Capability Instruction Tuning: A New Paradigm for Dynamic LLM Routing

TL;DR

The paper tackles the problem of achieving high-performance instruction execution without resorting to constantly scaling up LLM size. It introduces capability instruction tuning and the Model-SAT router, which uses a capability encoder and a lightweight LLM to predict, for each candidate model, its aptitude on a given instruction based on a $50$-task, $20$-shot aptitude test. By routing at the instruction level and avoiding per-candidate inferences during deployment, Model-SAT delivers state-of-the-art routing across multiple model zoos, including multimodal extensions, and generalizes to unseen models with only minimal new-task inferences. The work provides extensive benchmarks and an open-source toolkit to enable dynamic, scalable routing in real-world settings, significantly reducing resource use while maintaining or exceeding the performance of much larger models.

Abstract

Large Language Models (LLMs) have demonstrated human-like instruction-following abilities, particularly those exceeding 100 billion parameters. The combined capability of some smaller, resource-friendly LLMs can address most of the instructions that larger LLMs excel at. In this work, we explore how to route the best-performing LLM for each instruction to achieve better overall performance.
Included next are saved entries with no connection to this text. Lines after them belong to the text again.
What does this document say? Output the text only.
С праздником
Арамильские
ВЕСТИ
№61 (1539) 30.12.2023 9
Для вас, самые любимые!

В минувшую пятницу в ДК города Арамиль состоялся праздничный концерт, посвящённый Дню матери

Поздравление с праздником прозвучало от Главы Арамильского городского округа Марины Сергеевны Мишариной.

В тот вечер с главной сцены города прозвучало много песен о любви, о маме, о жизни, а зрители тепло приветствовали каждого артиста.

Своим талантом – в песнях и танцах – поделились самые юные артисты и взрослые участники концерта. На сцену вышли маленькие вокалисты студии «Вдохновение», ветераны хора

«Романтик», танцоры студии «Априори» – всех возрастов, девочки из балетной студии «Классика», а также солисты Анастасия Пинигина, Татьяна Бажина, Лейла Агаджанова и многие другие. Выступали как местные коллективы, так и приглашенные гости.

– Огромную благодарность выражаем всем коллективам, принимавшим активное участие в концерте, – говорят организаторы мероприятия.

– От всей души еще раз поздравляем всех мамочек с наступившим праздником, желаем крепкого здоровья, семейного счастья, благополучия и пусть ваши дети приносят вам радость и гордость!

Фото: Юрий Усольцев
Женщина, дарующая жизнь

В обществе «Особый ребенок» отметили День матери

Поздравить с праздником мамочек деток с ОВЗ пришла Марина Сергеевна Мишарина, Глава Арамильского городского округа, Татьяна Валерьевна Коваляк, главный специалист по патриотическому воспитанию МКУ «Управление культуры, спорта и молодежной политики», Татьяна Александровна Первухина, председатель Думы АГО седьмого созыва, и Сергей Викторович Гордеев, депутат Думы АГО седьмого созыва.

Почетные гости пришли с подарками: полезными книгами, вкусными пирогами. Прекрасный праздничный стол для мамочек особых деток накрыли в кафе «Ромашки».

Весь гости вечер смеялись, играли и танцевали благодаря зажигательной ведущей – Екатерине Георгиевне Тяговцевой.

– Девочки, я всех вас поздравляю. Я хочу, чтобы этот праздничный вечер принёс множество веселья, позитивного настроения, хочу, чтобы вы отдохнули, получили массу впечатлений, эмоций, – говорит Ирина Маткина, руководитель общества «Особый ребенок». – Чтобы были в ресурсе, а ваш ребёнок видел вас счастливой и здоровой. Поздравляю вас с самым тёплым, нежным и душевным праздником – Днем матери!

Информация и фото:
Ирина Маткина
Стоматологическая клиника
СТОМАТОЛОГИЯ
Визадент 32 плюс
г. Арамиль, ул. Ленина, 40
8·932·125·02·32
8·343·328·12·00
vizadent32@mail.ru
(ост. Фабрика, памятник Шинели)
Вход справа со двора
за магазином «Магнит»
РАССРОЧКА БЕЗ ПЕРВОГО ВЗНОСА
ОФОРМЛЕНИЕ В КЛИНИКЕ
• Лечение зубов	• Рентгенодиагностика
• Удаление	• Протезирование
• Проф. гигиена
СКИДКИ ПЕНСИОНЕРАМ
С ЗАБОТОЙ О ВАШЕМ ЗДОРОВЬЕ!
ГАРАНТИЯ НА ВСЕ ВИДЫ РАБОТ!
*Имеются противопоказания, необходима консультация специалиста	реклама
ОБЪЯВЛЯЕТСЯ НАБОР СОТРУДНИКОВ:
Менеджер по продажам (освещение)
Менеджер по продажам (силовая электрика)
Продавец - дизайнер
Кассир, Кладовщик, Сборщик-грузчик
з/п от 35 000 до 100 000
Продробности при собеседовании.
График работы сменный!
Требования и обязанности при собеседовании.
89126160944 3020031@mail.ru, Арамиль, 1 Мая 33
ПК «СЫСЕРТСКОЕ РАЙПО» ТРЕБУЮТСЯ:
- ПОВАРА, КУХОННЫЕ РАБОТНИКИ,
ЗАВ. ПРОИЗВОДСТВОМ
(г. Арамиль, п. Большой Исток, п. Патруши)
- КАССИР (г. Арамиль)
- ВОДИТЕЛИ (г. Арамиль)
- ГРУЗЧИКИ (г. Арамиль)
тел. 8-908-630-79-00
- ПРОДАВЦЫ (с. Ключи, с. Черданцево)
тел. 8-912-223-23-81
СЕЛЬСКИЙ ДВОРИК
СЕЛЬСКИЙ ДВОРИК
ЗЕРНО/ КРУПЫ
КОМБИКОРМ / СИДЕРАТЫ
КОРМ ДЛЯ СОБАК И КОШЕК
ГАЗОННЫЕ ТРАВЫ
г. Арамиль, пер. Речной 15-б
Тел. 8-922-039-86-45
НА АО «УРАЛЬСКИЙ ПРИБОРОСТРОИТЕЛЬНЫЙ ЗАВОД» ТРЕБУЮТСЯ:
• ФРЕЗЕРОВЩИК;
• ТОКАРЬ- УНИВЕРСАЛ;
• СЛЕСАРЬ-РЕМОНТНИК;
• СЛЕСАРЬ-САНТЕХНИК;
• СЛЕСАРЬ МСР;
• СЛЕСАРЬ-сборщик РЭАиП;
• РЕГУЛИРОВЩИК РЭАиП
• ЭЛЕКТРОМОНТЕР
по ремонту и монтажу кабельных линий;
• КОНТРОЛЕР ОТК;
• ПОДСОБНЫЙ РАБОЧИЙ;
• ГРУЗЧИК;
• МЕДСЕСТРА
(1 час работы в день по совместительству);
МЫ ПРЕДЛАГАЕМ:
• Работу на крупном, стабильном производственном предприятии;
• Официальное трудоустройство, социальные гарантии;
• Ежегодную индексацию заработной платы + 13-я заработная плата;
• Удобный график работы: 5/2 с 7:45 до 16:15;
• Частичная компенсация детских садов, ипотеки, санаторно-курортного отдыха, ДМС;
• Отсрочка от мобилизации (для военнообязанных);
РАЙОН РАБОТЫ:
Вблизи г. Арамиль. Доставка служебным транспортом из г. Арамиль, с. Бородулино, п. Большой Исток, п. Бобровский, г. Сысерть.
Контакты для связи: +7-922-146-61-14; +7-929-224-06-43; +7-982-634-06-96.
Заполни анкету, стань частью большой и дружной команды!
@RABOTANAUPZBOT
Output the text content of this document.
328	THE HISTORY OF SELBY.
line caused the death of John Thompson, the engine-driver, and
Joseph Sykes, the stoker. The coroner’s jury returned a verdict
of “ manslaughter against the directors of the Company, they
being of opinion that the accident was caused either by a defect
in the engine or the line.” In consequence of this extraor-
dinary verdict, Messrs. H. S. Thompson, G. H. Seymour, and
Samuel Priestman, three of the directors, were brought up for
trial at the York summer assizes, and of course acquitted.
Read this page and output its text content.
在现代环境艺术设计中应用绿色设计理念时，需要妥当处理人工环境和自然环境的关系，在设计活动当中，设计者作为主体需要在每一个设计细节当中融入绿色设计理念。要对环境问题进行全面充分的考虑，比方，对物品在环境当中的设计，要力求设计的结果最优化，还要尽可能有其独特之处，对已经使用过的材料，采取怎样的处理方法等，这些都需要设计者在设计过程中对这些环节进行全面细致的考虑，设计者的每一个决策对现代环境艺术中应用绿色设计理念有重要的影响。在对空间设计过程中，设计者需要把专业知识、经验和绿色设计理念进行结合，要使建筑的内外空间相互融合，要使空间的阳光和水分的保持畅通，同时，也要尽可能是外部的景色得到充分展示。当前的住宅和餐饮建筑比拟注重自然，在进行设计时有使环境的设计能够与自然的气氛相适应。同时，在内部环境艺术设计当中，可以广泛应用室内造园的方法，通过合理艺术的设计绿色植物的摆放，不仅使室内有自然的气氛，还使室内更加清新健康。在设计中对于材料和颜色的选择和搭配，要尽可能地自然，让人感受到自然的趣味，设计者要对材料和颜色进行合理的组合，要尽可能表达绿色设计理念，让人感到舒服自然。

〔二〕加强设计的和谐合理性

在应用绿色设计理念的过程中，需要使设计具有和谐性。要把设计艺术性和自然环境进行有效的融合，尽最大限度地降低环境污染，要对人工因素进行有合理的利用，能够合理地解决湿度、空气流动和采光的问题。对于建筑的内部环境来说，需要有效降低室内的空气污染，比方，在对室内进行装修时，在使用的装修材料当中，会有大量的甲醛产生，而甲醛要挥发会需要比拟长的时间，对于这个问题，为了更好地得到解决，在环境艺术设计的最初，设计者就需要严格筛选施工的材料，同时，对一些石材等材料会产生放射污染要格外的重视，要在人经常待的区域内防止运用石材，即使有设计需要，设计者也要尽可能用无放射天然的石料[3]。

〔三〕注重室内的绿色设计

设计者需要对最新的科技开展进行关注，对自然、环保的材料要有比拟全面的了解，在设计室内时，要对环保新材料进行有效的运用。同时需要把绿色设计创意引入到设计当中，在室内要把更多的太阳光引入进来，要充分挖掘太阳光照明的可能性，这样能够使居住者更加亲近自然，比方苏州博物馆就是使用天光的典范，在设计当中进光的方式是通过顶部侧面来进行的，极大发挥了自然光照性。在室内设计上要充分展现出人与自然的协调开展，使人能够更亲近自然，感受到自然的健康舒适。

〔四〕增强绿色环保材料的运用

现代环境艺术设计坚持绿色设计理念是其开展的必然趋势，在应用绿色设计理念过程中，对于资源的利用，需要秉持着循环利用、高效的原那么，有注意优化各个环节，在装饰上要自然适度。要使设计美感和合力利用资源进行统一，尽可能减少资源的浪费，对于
We develop a new paradigm, constructing capability instructions with model capability representation, user instruction, and performance inquiry prompts to assess the performance. To learn from capability instructions, we introduce a new end-to-end framework called Model Selection with Aptitude Test (Model-SAT), which generates positive and negative samples based on what different models perform well or struggle with. Model-SAT uses a model capability encoder that extends its model representation to a lightweight LLM. Our experiments show that Model-SAT understands the performance dimensions of candidate models and provides the probabilities of their capability to handle various instructions. Additionally, during deployment, a new model can quickly infer its aptitude test results across 50 tasks, each with 20 shots. Model-SAT performs state-of-the-art model routing without candidate inference and in real-world new model-released scenarios. The code is available at https://github.com/Now-Join-Us/CIT-LLM-Routing

Figures (5)

• Figure 1: Illustration of Coverage Observation: The combined capabilities of the earlier-released model zoo effectively address most of the instructions that GPT-4o excels at. The union of samples managed accurately by Phi-1, ChatGLM2, and Zephyr covers 80% of GPT-4o's correct instructions. The smaller-scale model zoo can enhance overall performance by selecting a suitable model for each instruction.
• Figure 2: Illustration of Model Routing with Capability Instructions: A Comparison with Re-ranking Based Methods. The goal of model router is to select the optimal model for a given user instruction without access to ground truth and enhance overall performance. Previous re-ranking methods require inference for each candidate. Model-SAT employs a lightweight aptitude test to create capability representations. It learns the intrinsic relationship between model representations and the instructions to be assigned, significantly speeding up model routing and streamlining deployment.
• Figure 3: One example of a Capability Instruction. It is an instruction for model routing that inquires whether a model can handle a specific user instruction. It comprises three components: the capability representation $\texttt{c}^m$ based on the streamlined aptitude test, the user instruction $\mathbf{x}_i$ to be assigned, and a performance inquiry prompt $\texttt{p}$. This instruction is inputted into the Model-SAT Capability LLM, which outputs the probability that the model can perform the user instruction well.
• Figure 4: The Architecture of Model-SAT.
• Figure 5: Real-world Model Routing with Latest LLM Release on ARC-Challenge. Model-SAT (in red) quickly generalizes to unseen LLMs without extra training, maintaining robust performance despite dynamically adding diverse LLMs.